Considering the increasing resistance of bacteria against conventional antibiotics, the local application of these antibacterial proteins in a controlled release system in the Dacron sewing ring of a prosthetic heart valve provides a new and promising approach to reduce the incidence of early infective endocarditis. The requirements for such a release system are a good biocompatibility and biodegradability, and suitable release properties. A release time of 24–48 h after surgery (which is also the prophylaxis time for conventional antibiotics) is considered to be sufficiently long to kill all bacteria that have entered the implantation site at the time of surgery. The amount of antibacterial protein to be released during this period was estimated to be about 100 μg for purified protein [5], depending on the activity, the in vivo half-life, and the release profile. Gelatin was used as the matrix material for the controlled release system. Gelatin is a polymer of natural origin [10], it is biodegradable [11], biocompatible, and non-immunogenic [12], [13], [14]. These properties make gelatin a suitable compound for biomedical applications [15].
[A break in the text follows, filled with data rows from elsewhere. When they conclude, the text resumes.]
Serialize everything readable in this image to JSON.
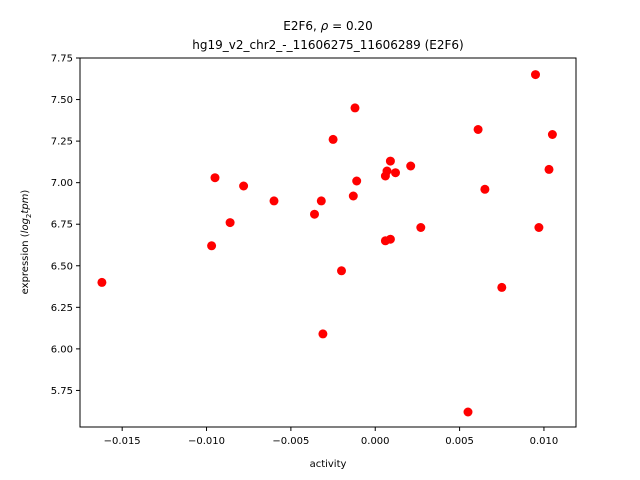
{
  "chart_data": {
    "type": "scatter",
    "title_line1_prefix": "E2F6, ",
    "title_line1_symbol": "ρ",
    "title_line1_suffix": " = 0.20",
    "title_line2": "hg19_v2_chr2_-_11606275_11606289 (E2F6)",
    "xlabel": "activity",
    "ylabel_prefix": "expression (",
    "ylabel_log": "log",
    "ylabel_sub": "2",
    "ylabel_tpm": "tpm",
    "ylabel_suffix": ")",
    "xlim": [
      -0.0175,
      0.0119
    ],
    "ylim": [
      5.53,
      7.75
    ],
    "xticks": [
      -0.015,
      -0.01,
      -0.005,
      0.0,
      0.005,
      0.01
    ],
    "xtick_labels": [
      "−0.015",
      "−0.010",
      "−0.005",
      "0.000",
      "0.005",
      "0.010"
    ],
    "yticks": [
      5.75,
      6.0,
      6.25,
      6.5,
      6.75,
      7.0,
      7.25,
      7.5,
      7.75
    ],
    "ytick_labels": [
      "5.75",
      "6.00",
      "6.25",
      "6.50",
      "6.75",
      "7.00",
      "7.25",
      "7.50",
      "7.75"
    ],
    "marker_color": "#ff0000",
    "grid": false,
    "points": [
      {
        "x": -0.0162,
        "y": 6.4
      },
      {
        "x": -0.0097,
        "y": 6.62
      },
      {
        "x": -0.0095,
        "y": 7.03
      },
      {
        "x": -0.0086,
        "y": 6.76
      },
      {
        "x": -0.0078,
        "y": 6.98
      },
      {
        "x": -0.006,
        "y": 6.89
      },
      {
        "x": -0.0036,
        "y": 6.81
      },
      {
        "x": -0.0032,
        "y": 6.89
      },
      {
        "x": -0.0031,
        "y": 6.09
      },
      {
        "x": -0.0025,
        "y": 7.26
      },
      {
        "x": -0.002,
        "y": 6.47
      },
      {
        "x": -0.0013,
        "y": 6.92
      },
      {
        "x": -0.0012,
        "y": 7.45
      },
      {
        "x": -0.0011,
        "y": 7.01
      },
      {
        "x": 0.0006,
        "y": 6.65
      },
      {
        "x": 0.0006,
        "y": 7.04
      },
      {
        "x": 0.0007,
        "y": 7.07
      },
      {
        "x": 0.0009,
        "y": 6.66
      },
      {
        "x": 0.0009,
        "y": 7.13
      },
      {
        "x": 0.0012,
        "y": 7.06
      },
      {
        "x": 0.0021,
        "y": 7.1
      },
      {
        "x": 0.0027,
        "y": 6.73
      },
      {
        "x": 0.0055,
        "y": 5.62
      },
      {
        "x": 0.0061,
        "y": 7.32
      },
      {
        "x": 0.0065,
        "y": 6.96
      },
      {
        "x": 0.0075,
        "y": 6.37
      },
      {
        "x": 0.0095,
        "y": 7.65
      },
      {
        "x": 0.0097,
        "y": 6.73
      },
      {
        "x": 0.0103,
        "y": 7.08
      },
      {
        "x": 0.0105,
        "y": 7.29
      }
    ]
  }
}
Dacron was treated with a carbon dioxide gas plasma to improve its hydrophilicity [16] thereby enabling homogeneous impregnation with gelatin. After impregnation, gelatin was cross-linked with a water-soluble carbodiimide (EDC) and N-hydroxysuccinimide (NHS). With this combination zero-length cross-links are introduced into the matrix without incorporating any foreign structural elements [11], [17]. The cross-link density of the matrices was varied, using different amounts of cross-linking agents.

In this study, the lysozyme release from Dacron impregnated with cross-linked gelatin was determined as a function of cross-link density of gelatin and compared to the lysozyme release from Dacron and Dacron impregnated with non-cross-linked gelatin.

In vivo release of lysozyme was measured after subcutaneous implantation of the samples in rats, which was used as a model for release from the sewing ring of a prosthetic heart valve. The lysozyme content of the samples and the surrounding tissue were measured at different release times. As mass loss of cross-linked gelatin samples was not observed up to 3 weeks of implantation, it is expected that lysozyme release is not substantially affected by degradation of the gel during the first week of implantation [15].

The in vitro lysozyme release profiles were measured using phosphate-buffered saline (PBS) solution or agarose medium, and compared to in vivo release profiles. Effective lysozyme diffusion coefficients were determined from the release profiles in PBS, and used to calculate the lysozyme concentration in the gel and the surrounding tissue during in vivo release, using a solution of Fick’s second law of diffusion applied for a semi-infinite composite medium. Using these mathematical equations, the concentration of antibacterial protein can be calculated as a function of time and distance from the implanted sample, depending on the initial loading of antibacterial protein and the cross-link density of the gelatin gel.